OPINION

If the shoe fits ...

Pete Buttigieg, the mayor of South Bend, Ind. looks strong on the 2020 campaign trail right now. He is raising money, drawing good crowds and generating a lot of positive buzz. But wait a minute. Wasn't Beto O'Rourke the center of the Democrats' political universe just a few days ago? What happened?

Nothing has really changed in the polls: Buttigieg is only at 2.3 percent in RealClearPolitics' average of recent 2020 Democratic primary polls, placing him in seventh place. So why all the attention?

What is happening is a naturally occurring part of the campaign season referred to as the "Cinderella cycle." Think of the campaigns as something akin to the story of Cinderella. Every candidate wants to be the chosen one, the one who will turn out to be the desirable princess. All the candidates want the slipper to fit.

At any given time, one candidate has the slipper and is trying it on. Sen. Kamala Harris (D-Calif.) had it for a while, then O'Rourke picked it up for about 10 minutes, and now it appears Buttigieg is trying it on. Soon it will land in another candidate's hands, as many media observers and party activists look away from Buttigieg and toward the next candidate of the moment.

When a candidate has the slipper, the campaign needs to do everything it can to take advantage of the limelight. The challenge is to reap the rewards of the favorable attention and ramp up fundraising, collect endorsements and generally build awareness of that candidate's appealing features and hope for something of a breakthrough. This cycle will continue and repeat itself until voting starts.

The 2020 Cinderella cycle may be somewhat different because so far there are more than two dozen candidates who have announced they are running or are believed to be considering a run. As a result, some will never have a moment to shine.

For instance, it is hard to see where contenders like Rep. Tim Ryan (D-Ohio) or former representative John Delaney will ever be thought of as one day emerging as Cinderella. On the other hand, just like Buttigieg, other lesser-known candidates will have their moment, and conversely some of the more prominent candidates will appear to be politically dead.

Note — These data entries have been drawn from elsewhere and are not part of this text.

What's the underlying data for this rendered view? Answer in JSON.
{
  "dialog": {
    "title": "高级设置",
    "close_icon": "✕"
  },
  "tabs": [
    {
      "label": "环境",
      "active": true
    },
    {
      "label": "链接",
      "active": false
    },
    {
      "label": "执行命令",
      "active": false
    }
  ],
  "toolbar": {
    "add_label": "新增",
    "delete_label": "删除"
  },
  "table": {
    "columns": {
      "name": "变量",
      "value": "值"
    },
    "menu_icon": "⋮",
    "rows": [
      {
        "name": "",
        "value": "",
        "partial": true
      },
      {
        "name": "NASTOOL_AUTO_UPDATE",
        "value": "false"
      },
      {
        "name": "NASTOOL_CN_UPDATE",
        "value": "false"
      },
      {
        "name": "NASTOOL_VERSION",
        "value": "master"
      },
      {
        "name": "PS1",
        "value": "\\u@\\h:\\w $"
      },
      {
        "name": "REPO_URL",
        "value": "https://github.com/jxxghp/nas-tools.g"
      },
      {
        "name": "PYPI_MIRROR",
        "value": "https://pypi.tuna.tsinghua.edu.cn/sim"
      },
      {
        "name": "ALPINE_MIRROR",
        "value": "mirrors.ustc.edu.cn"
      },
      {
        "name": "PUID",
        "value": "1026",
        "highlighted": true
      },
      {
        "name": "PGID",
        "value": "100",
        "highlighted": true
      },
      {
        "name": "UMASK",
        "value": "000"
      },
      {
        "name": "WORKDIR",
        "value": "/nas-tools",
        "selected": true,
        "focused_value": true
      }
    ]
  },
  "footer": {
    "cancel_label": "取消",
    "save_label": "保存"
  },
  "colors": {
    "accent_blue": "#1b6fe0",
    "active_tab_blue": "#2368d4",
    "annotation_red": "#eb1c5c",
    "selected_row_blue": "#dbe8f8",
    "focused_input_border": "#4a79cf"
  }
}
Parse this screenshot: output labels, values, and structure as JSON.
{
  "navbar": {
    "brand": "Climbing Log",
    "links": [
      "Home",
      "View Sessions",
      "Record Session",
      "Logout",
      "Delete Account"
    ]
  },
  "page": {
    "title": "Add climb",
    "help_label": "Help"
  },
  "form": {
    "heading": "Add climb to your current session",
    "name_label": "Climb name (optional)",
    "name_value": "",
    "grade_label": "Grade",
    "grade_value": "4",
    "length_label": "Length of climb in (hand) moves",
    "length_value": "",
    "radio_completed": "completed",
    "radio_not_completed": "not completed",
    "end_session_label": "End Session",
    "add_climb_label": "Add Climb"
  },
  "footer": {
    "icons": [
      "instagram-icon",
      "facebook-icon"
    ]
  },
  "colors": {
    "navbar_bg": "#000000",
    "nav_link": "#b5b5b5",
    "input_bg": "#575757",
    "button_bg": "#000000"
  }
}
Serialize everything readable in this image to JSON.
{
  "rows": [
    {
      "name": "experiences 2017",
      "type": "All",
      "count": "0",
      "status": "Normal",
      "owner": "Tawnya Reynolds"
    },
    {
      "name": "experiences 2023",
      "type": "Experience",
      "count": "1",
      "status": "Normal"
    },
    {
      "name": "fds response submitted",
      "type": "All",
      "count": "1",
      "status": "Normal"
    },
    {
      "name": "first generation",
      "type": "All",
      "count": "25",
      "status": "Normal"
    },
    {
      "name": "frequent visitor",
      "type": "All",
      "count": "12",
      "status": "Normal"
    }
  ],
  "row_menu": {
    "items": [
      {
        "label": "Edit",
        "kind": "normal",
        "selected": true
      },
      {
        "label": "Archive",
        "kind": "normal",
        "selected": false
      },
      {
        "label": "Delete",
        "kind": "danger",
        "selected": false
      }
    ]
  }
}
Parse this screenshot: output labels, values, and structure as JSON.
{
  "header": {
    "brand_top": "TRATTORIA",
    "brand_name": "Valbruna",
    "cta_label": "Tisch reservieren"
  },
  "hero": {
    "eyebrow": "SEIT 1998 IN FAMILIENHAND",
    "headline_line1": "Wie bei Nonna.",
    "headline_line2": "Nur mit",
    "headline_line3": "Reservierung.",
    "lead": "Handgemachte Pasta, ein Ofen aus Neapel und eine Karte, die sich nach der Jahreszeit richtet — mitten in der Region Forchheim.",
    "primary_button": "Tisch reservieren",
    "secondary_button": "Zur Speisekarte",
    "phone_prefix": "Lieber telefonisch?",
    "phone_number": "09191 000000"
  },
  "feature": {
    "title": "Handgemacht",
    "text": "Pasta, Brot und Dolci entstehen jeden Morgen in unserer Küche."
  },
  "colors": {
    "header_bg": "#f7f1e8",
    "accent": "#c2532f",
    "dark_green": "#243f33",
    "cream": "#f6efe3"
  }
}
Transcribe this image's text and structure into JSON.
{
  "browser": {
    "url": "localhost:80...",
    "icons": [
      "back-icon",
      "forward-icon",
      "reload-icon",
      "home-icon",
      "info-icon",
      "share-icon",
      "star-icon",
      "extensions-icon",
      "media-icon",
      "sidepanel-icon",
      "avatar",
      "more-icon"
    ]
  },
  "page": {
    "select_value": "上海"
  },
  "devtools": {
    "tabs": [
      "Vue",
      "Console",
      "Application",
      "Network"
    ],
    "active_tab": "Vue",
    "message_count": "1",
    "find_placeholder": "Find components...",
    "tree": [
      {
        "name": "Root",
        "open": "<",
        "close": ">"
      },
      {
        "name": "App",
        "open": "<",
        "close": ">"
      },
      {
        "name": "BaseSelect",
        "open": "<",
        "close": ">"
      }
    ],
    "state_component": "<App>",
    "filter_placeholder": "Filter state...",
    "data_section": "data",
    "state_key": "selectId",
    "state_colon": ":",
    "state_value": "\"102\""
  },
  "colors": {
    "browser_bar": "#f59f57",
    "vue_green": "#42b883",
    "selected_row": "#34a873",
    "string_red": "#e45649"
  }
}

In addition to the Cinderella cycle, presidential primaries also have at least one Lazarus-like character who returns from the dead to be a contender after the political class had counted them out. It is hard to remember when you are living in a campaign day to day, but in politics, things are never as good or as bad as they appear. Staffers and activists should not over-react or kid themselves into thinking that they are backing a candidate who is in the lead when they really are just having a Cinderella moment. At the same time, no one should give up the first time their candidate appears to be down and out of the race.

Campaigns are marathons, not sprints. It is foolish to take today's headlines and extrapolate out to next year's primaries. Similarly, what looks bright and shining in April is almost certain to become dull and back in the pack before summer.